Mass gatherings, including sporting events, religious occasions, festivals, concerts and alike bring together people from all over the world. As such, mass gathering events carry a risk of public health emergencies. With transport options becoming more affordable and accessible and businesses operating on a global scale, it is expected that more mass gatherings will take place; greater numbers of nations will be hosting them; and participants will be travelling from an increasingly large and distant number of countries. All these factors introduce new challenges to national and international health security. The COVID19 crisis has dramatically highlighted the need for managing such major events.
To respond to these challenges, over 100 experts from Kazakhstan, Kyrgyzstan, Mongolia, Pakistan, Tajikistan and Uzbekistan got together on 5-8 April 2022 in Tashkent (Uzbekistan) to be trained on preparedness and response to mass gathering events. This training-of-trainers (ToT) is the first of the series of regional capacity building interventions that will be conducted in the context of Project 87 “Preparedness and Response for Mass Gatherings and Other Health Threats in Central Asia (PRECA)” implemented by the International Science and Technology Center (ISTC). The project is designed and delivered within the framework of the European Union Chemical Biological Radiological and Nuclear Risk Mitigation Centres of Excellence (EU CBRN CoE) Initiative, financed by the European Commission and implemented by the United Nations Interregional Crime and Justice Research Institute (UNICRI) together with other entities.
During the high-level plenary opening session of the event on 5 April 2022, Mr. Bakhtiyor Gulyamov, Head of the EU CBRN Centre of Excellence Regional Secretariat for Central Asia, highlighted that: “In the context of COVID-19, mass gathering events could trigger public health risks. To ensure mass gatherings are held as safely as possible, the project will support capacity building across Central Asian countries to ensure that all participants of mass gatherings and the population at large are protected”.
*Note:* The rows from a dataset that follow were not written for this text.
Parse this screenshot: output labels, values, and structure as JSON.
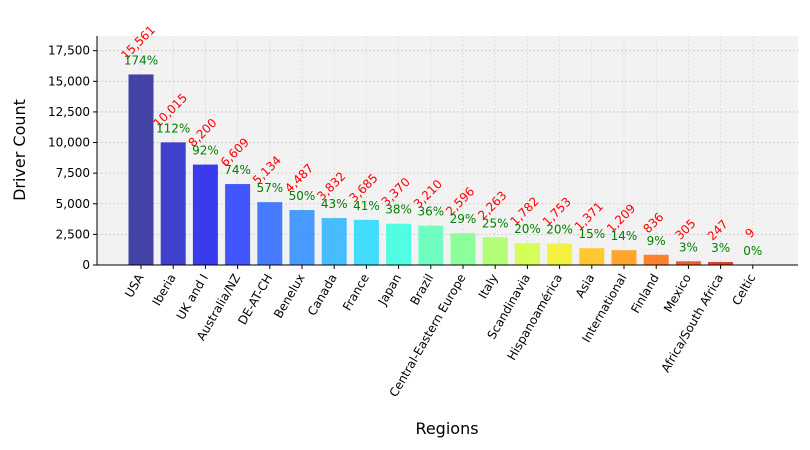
{
  "chart_data": {
    "type": "bar",
    "xlabel": "Regions",
    "ylabel": "Driver Count",
    "ylim": [
      0,
      18700
    ],
    "yticks": [
      0,
      2500,
      5000,
      7500,
      10000,
      12500,
      15000,
      17500
    ],
    "ytick_labels": [
      "0",
      "2,500",
      "5,000",
      "7,500",
      "10,000",
      "12,500",
      "15,000",
      "17,500"
    ],
    "grid": true,
    "categories": [
      "USA",
      "Iberia",
      "UK and I",
      "Australia/NZ",
      "DE-AT-CH",
      "Benelux",
      "Canada",
      "France",
      "Japan",
      "Brazil",
      "Central-Eastern Europe",
      "Italy",
      "Scandinavia",
      "Hispanoamérica",
      "Asia",
      "International",
      "Finland",
      "Mexico",
      "Africa/South Africa",
      "Celtic"
    ],
    "values": [
      15561,
      10015,
      8200,
      6609,
      5134,
      4487,
      3832,
      3685,
      3370,
      3210,
      2596,
      2263,
      1782,
      1753,
      1371,
      1209,
      836,
      305,
      247,
      9
    ],
    "value_labels": [
      "15,561",
      "10,015",
      "8,200",
      "6,609",
      "5,134",
      "4,487",
      "3,832",
      "3,685",
      "3,370",
      "3,210",
      "2,596",
      "2,263",
      "1,782",
      "1,753",
      "1,371",
      "1,209",
      "836",
      "305",
      "247",
      "9"
    ],
    "percent_labels": [
      "174%",
      "112%",
      "92%",
      "74%",
      "57%",
      "50%",
      "43%",
      "41%",
      "38%",
      "36%",
      "29%",
      "25%",
      "20%",
      "20%",
      "15%",
      "14%",
      "9%",
      "3%",
      "3%",
      "0%"
    ],
    "colors": [
      "#2a2a9a",
      "#2727c8",
      "#2020ee",
      "#2a40ff",
      "#2f6aff",
      "#2f8eff",
      "#2fb4ff",
      "#28d8ff",
      "#3affe0",
      "#5cffb8",
      "#80ff8f",
      "#a8ff66",
      "#d0ff42",
      "#f4f02a",
      "#ffc21a",
      "#ff9b14",
      "#ff7210",
      "#ee4a10",
      "#d42a10",
      "#b01010"
    ],
    "value_label_color": "#ff0000",
    "percent_label_color": "#008000",
    "plot_background": "#f2f2f2"
  }
}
H. E. Ms. Charlotte Adriaen, Ambassador of the European Union (EU) to Uzbekistan pointed out that: “Security issues are now more than ever a priority, not only for Uzbekistan, but also for the European Union. It is also one of the key directions of the Enhanced Partnership and Cooperation Agreement, which is currently under negotiation. Within the EU-funded Project, we are happy to share the European knowledge and technics to ensure the right of people to participate in public gatherings in the best and safer manner.”
This training-of-trainers (ToT) will continue during the week of 5-8 April 2022. It includes a wide range of issues, including conducting risk assessments tailored for specific events, as well as operational planning, multisectoral coordination, surveillance systems and rapid response, testing capacity, contingency planning and public communication.
The EU CBRN CoE Initiative is funded by the European Commission and implemented in cooperation with the United Nations Interregional Crime and Justice Research Institute (UNICRI) and the European Commission Joint Research Centre (JRC). The European External Action Service is also involved in the follow-up to the initiative. The initiative is developed with the technical support of relevant international and regional organizations, the EU Member States, and other stakeholders, through coherent and effective cooperation at the national, regional and international level. The initiative involves 62 countries in eight regions across the world.